Thursday 25th April 2024,
The Hoop Doctors

Mike D’Antoni Admits Amar’e Stoudemire and Carmelo Anthony Had Trouble Accepting Jeremy Lin’s Rise

mda D'Antoni
Remember the inception of Jeremy Lin’s “Linsanity” movement during the lockout-truncated 2011-12 season? Of course you do. It’s been a big part of his career arc, and it’s still talked about today.

Including Wednesday.

Houston Rockets head coach Mike D’Antoni, who was head coach of the New York Knicks for the birth of Linsanity, opened up about that time to The Vertical’s Adrian Wojnarowski (via Nets Daily). And let’s just say Lin’s former teammates, Amar’e Stoudemire and Carmelo Anthony, don’t come out of this conversation looking squeaky clean:

It was there, it’s real. The problem that we had was that for Jeremy to be really good, which he was, he had to play a certain way. It was hard for him to adapt.
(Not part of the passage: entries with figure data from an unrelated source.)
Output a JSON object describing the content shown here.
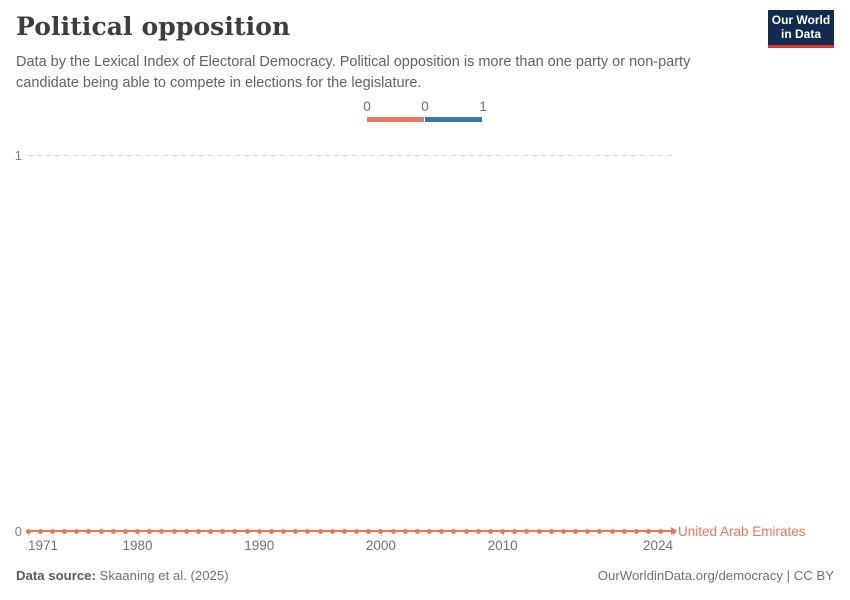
{
  "header": {
    "title": "Political opposition",
    "subtitle": "Data by the Lexical Index of Electoral Democracy. Political opposition is more than one party or non-party candidate being able to compete in elections for the legislature.",
    "logo": {
      "line1": "Our World",
      "line2": "in Data"
    }
  },
  "colors": {
    "orange": "#e8795c",
    "blue": "#3a77ab",
    "navy": "#112b4e",
    "red": "#e0362c"
  },
  "legend": {
    "tick_labels": [
      "0",
      "0",
      "1"
    ],
    "segment_colors": [
      "#e8795c",
      "#3a77ab"
    ]
  },
  "chart_data": {
    "type": "line",
    "title": "Political opposition",
    "xlabel": "",
    "ylabel": "",
    "xlim": [
      1971,
      2024
    ],
    "ylim": [
      0,
      1
    ],
    "grid": "dashed horizontal gridline at y=1 only",
    "legend_position": "top-center, binary color scale 0=orange 1=blue",
    "x_tick_labels": [
      1971,
      1980,
      1990,
      2000,
      2010,
      2024
    ],
    "y_tick_labels": [
      0,
      1
    ],
    "series": [
      {
        "name": "United Arab Emirates",
        "color": "#e8795c",
        "x_start": 1971,
        "x_end": 2024,
        "values": [
          0,
          0,
          0,
          0,
          0,
          0,
          0,
          0,
          0,
          0,
          0,
          0,
          0,
          0,
          0,
          0,
          0,
          0,
          0,
          0,
          0,
          0,
          0,
          0,
          0,
          0,
          0,
          0,
          0,
          0,
          0,
          0,
          0,
          0,
          0,
          0,
          0,
          0,
          0,
          0,
          0,
          0,
          0,
          0,
          0,
          0,
          0,
          0,
          0,
          0,
          0,
          0,
          0,
          0
        ]
      }
    ]
  },
  "axes": {
    "y1_label": "1",
    "y0_label": "0"
  },
  "footer": {
    "source_label": "Data source:",
    "source_value": " Skaaning et al. (2025)",
    "right_text": "OurWorldinData.org/democracy | CC BY"
  }
}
“Amare, Melo, whatever, had to play a certain way too to be really, really good. So there was that inherent conflict of what’s better for the team, what isn’t, Can they co-exist? Can they not? And again, they could have co-existed if Melo went to the 4, which he really didn’t want to and Amare came to the back up 5, like with Tyson, which he really didn’t want though.

None of this was really a secret, but it is nevertheless jarring to see that D’Antoni has confirmed it. The reluctance from Anthony and Stoudemire to make way for a point guard who, in theory, could help them both is so ridiculous.

If Lin’s rise took place today, there wouldn’t be an issue. Stoudemire is no longer considered a star, and Anthony has adapted a more team-friendly approach. He is more accustomed to working off the ball and has improved his leadership chops over the last two years. He also seems willing to share the spotlight (see: mentorship of Kristaps Porzingis).

Which isn’t to say Anthony has absolved himself of the way he purportedly viewed Lin’s rise in New York. The Knicks, it seems, may have missed a golden opportunity then, to pair him, as a power forward, with a drive-heavy point guard—a botched chance from which they have yet to fully recover.